Die Menschen haben sich versammelt. Was wird geschehen? Und dann reitet ein Wanderprediger auf einem jungen Esel ein. Es ist Jesus von Nazareth. Viele haben schon von ihm gehört, zuletzt, als er den in Betanien verstorbenen Lazarus von den Toten auferweckte. Sie mussten diesen Jesus unbedingt sehen. Die Menschen, die bereits in der Stadt sind, eilen ihm entgegen. Sie jubeln dem Einziehenden zu, von dem auch sie jetzt Wundertaten erwarten, wirksame Hilfe im persönlichen Leben und in der momentanen politischen Lage. Doch alles kommt anders.

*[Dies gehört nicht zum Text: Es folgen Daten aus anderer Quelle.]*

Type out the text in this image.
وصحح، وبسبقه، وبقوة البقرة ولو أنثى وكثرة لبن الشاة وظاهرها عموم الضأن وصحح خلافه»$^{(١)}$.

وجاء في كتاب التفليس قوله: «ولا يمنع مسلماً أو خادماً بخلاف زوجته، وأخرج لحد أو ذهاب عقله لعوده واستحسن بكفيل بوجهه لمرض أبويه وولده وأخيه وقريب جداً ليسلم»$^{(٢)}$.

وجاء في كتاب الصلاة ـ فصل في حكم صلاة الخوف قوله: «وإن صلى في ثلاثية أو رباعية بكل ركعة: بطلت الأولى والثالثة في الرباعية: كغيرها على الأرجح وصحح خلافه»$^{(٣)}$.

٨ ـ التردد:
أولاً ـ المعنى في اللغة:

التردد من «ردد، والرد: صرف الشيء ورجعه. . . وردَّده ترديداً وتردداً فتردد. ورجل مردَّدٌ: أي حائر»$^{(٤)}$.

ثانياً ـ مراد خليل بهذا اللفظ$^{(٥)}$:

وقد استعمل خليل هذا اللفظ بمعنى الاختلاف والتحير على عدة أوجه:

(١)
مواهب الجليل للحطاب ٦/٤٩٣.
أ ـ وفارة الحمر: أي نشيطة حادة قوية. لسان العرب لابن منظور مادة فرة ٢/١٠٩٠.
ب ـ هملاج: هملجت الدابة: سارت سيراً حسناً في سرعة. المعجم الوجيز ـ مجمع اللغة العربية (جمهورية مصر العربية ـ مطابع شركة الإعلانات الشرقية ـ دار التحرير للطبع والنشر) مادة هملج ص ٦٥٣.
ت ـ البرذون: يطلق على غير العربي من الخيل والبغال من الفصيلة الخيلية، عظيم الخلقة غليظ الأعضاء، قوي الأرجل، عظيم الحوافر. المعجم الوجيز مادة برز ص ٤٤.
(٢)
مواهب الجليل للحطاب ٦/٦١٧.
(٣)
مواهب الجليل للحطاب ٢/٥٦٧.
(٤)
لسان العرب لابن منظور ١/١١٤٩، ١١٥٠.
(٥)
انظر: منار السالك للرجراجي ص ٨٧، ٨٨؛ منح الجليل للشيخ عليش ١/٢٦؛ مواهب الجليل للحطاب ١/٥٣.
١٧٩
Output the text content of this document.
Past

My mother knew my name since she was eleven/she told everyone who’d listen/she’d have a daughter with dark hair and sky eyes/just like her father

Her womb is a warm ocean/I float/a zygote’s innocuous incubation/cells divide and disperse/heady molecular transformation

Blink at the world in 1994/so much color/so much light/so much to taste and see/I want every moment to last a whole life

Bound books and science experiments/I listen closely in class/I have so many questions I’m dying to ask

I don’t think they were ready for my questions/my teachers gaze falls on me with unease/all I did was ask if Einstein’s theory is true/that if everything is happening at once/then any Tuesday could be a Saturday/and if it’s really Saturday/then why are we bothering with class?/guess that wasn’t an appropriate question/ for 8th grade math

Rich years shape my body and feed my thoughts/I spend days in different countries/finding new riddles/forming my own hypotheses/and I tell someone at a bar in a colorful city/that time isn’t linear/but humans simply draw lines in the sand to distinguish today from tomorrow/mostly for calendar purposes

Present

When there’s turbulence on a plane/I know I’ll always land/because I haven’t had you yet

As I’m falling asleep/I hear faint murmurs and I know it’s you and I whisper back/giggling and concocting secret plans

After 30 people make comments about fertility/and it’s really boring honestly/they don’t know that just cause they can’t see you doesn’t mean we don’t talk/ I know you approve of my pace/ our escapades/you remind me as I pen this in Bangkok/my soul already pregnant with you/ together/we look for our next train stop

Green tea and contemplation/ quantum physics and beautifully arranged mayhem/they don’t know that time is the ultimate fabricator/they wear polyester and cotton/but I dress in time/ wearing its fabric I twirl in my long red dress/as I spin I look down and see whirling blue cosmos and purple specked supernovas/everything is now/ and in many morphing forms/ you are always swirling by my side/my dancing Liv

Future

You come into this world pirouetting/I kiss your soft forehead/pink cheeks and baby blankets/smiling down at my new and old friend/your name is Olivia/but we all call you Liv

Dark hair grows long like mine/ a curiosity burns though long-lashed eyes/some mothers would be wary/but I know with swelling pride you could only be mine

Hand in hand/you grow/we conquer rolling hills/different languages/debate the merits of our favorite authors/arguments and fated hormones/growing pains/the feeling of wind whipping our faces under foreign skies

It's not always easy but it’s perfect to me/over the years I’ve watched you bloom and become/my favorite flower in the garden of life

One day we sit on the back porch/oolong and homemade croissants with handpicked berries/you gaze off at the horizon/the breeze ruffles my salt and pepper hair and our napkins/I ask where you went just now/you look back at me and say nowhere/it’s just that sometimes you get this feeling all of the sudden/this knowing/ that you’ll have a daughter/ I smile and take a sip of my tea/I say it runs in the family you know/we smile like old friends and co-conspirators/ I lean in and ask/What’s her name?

Durch ein Tor gehen bedeutet in etwas Neues eintreten, einen Durchgang in einen anderen Lebensabschnitt wagen, vom Rand des Geschehens ins Zentrum gehen oder umgekehrt von innen nach außen.
II.
Sehnsucht nach Leben
Jesus kommt zur Mitte seiner Bestimmung. Er ist durch das Osttor eingeritten. Im Osten geht die Sonne auf, im Osten beginnt der neue Tag, etwas Neues, eine neue Zeit, steht bevor. Die Menschenmenge jubelt Jesus mit Palmzweigen zu. Ihr Jubel war mehr als ein Willkommensgruß. Es war die Sehnsucht nach dem in ihren Heiligen Schriften verheißenen König, dem „Christus“ (= zum König Gesalbten) Gottes, der sie vom gegenwärtig bedrängenden Joch der Römer und von allen menschlichen Unterjochungen befreien sollte. Ihre Sehnsucht nach Leben muss groß gewesen sein, der Wunsch, dass Jesus auch sie aus den Grab herausruft, aus den Gräbern der Sinnlosigkeit und Lebensverneinung, der Ungerechtigkeit und Friedlosigkeit.
Bevor Jesus nach Jerusalem aufbrach, salbte ihn Maria, die Schwester des Lazarus, mit kostbarem Öl. War es – vielleicht noch unbewusst – die Salbung zum König, der die Herzen der Menschen, was auch immer geschieht, erreicht?
III.
Gott ist anders
Jesus ritt auf einem Esel ein. Der Esel galt als königliches Tier. Die Bibelstelle aus dem prophetischen Sacharjabuch – »Fürchte dich nicht, du Tochter Zion (damit war Jerusalem gemeint)! Siehe, dein König kommt und reitet auf einem Eselsfüllen« (9,9) – war damaligen Bibelkennern wohlbekannt. Aber sie konnten sie nicht mit Jesus in Verbindung bringen.
Wir wissen heute, was damals in Jerusalem geschah. Auf die Hosianna-Rufe folgte der furchtbare Ruf „ans Kreuz mit ihm“. Jesus wurde der König mit der Dornenkrone, musste wieder durch ein Tor, und der Weg führte ihn in tiefstes Dunkel. Umkehrung aller Werte? Der zuerst Bejubelte wurde zum Gespött und zum Allerverachtesten.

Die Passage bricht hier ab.